Given that lighting in ambient warehouses typically accounts for 65% of the total energy consumed it makes sense to review one’s lighting regime if it has remained unchanged for many years, not just from the financial perspective but also legislative pressures that require the Government to cut total carbon by 34% between 1990 and 2020 and 80% by 2050. There are also health and safety considerations. The incentives and technical developments in lighting over recent years also emphasises the need for a fresh look at lighting issues.
There is a wide choice of warehouse lighting technologies from the most costly to run (metal halide) to the T5 fluorescent type, and more recently the fast-growing LED lamps. But before choosing new lights it might pay to look at natural lighting that affects light usage. Is there, for example, scope for making better use of natural daylight through more transparent roof panels? If using such panels already are they kept clean often and regularly? On the loading bay why not consider having almost 100% clear PVC for fast-acting roller doors to let in as much natural light as possible?
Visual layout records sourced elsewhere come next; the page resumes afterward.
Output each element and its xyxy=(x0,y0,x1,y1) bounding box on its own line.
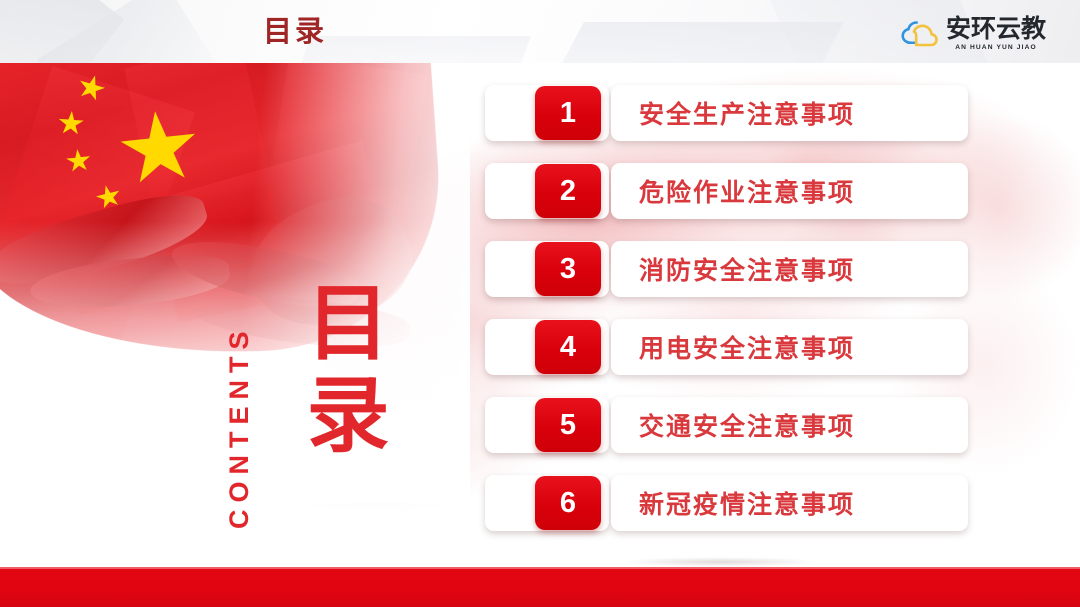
hero-title-en: CONTENTS xyxy=(224,259,254,529)
contents-item-label-card[interactable]: 新冠疫情注意事项 xyxy=(611,475,968,531)
slide-header: 目录 安环云教 AN HUAN YUN JIAO xyxy=(0,0,1080,63)
slide-body: 目 录 CONTENTS 1 安全生产注意事项 2 危险作业注意事项 xyxy=(0,63,1080,567)
contents-item-number: 4 xyxy=(535,320,601,374)
hero-title-char: 录 xyxy=(300,370,396,462)
contents-item-number: 6 xyxy=(535,476,601,530)
contents-item-label: 消防安全注意事项 xyxy=(639,251,855,287)
logo-subtitle: AN HUAN YUN JIAO xyxy=(955,43,1037,52)
footer-shadow-decoration xyxy=(620,557,820,567)
contents-item-label-card[interactable]: 危险作业注意事项 xyxy=(611,163,968,219)
hero-title-char: 目 xyxy=(300,278,396,370)
slide-footer-bar xyxy=(0,567,1080,607)
contents-item-label: 危险作业注意事项 xyxy=(639,173,855,209)
contents-item-label-card[interactable]: 安全生产注意事项 xyxy=(611,85,968,141)
contents-item-4[interactable]: 4 用电安全注意事项 xyxy=(485,319,975,375)
slide-contents-page: 目录 安环云教 AN HUAN YUN JIAO xyxy=(0,0,1080,607)
cloud-icon xyxy=(899,19,939,49)
contents-item-2[interactable]: 2 危险作业注意事项 xyxy=(485,163,975,219)
contents-item-label: 新冠疫情注意事项 xyxy=(639,485,855,521)
contents-menu: 1 安全生产注意事项 2 危险作业注意事项 3 消防安全注意事项 xyxy=(485,85,975,553)
contents-item-label: 交通安全注意事项 xyxy=(639,407,855,443)
contents-item-label: 安全生产注意事项 xyxy=(639,95,855,131)
logo-name: 安环云教 xyxy=(946,16,1046,43)
contents-item-5[interactable]: 5 交通安全注意事项 xyxy=(485,397,975,453)
page-title: 目录 xyxy=(0,16,590,48)
contents-item-label-card[interactable]: 交通安全注意事项 xyxy=(611,397,968,453)
contents-item-label-card[interactable]: 消防安全注意事项 xyxy=(611,241,968,297)
contents-item-number: 3 xyxy=(535,242,601,296)
contents-item-label-card[interactable]: 用电安全注意事项 xyxy=(611,319,968,375)
contents-item-3[interactable]: 3 消防安全注意事项 xyxy=(485,241,975,297)
brand-logo: 安环云教 AN HUAN YUN JIAO xyxy=(899,15,1046,53)
contents-item-6[interactable]: 6 新冠疫情注意事项 xyxy=(485,475,975,531)
contents-item-number: 2 xyxy=(535,164,601,218)
contents-item-label: 用电安全注意事项 xyxy=(639,329,855,365)
contents-item-1[interactable]: 1 安全生产注意事项 xyxy=(485,85,975,141)
contents-item-number: 1 xyxy=(535,86,601,140)
contents-item-number: 5 xyxy=(535,398,601,452)
hero-title-cn: 目 录 xyxy=(300,278,396,462)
A good starting point, however, is to conduct a site survey and for this there is help from the Carbon Trust. Many warehouses will have discrete areas that are lit but not always occupied but is there any zone-based switching? Are light switches badly labelled so staff cannot tell which lights are controlled by which switches? If so, they should be clearly labelled so supervisory staff or teams can turn off the lights when an area is unoccupied for lengthy periods.
It is, of course, important to meet H&S lighting levels and to ensure this one should consider a lux meter. Good practice states that lighting levels should be 150 lux in loading bays, the same in racking areas, and 300 in packing and despatch. If lighting uses automatic light sensitive controls then they should be checked to ensure that they are calibrated correctly and that lights do not remain switched on when daylight is adequate.
Lighting quality is important for H&S reasons. A 60-year old forklift driver needs six times the light level of a 20-year old to discern his surroundings clearly. The Health and Safety Executive reports show that substandard lighting is regularly cited as a contributory factor in workplace accidents and hefty fines have been imposed.
Site surveys will show that warehouses with lighting that has not been replaced for at least 10 years will likely have 250W or 400W SON or Metal Halide lighting. Surveys will also show that there will be areas unoccupied for long periods when the lights could be turned off. The long re-strike times of these fittings, however, mean that people are unwilling to turn lights off because of the length of time it takes to get them back to full light output when turned on. These fittings, therefore, should be replaced with high bay, fluorescent T5 luminaires in either four or six-lamp configurations to give better light output, less energy consumption and amenability to automatic controls such as PIR motion detectors, without any re-strike concerns. However, the latest light technology making serious waves in warehouses is undoubtedly LEDs, despite their higher initial cost. Owing to their multiple benefits, including much longer life, typically 10 years, and far less maintenance costs, payback can be as little as one year, and experience shows that the longer the operational hours then the greater the payback.
Justifying the CAPEX issues for new lighting can be eased by the incentives available from the Carbon Trust for SMEs. These include 0% loans of up to £100,000 over a 1-4 year repayment period. Then there is the enhanced Capital Allowance scheme which provides 100% first-year capital allowances. Beyond that, installation companies offer various leasing packages in which the repayments are often offset by one’s monthly energy savings, effectively self financing.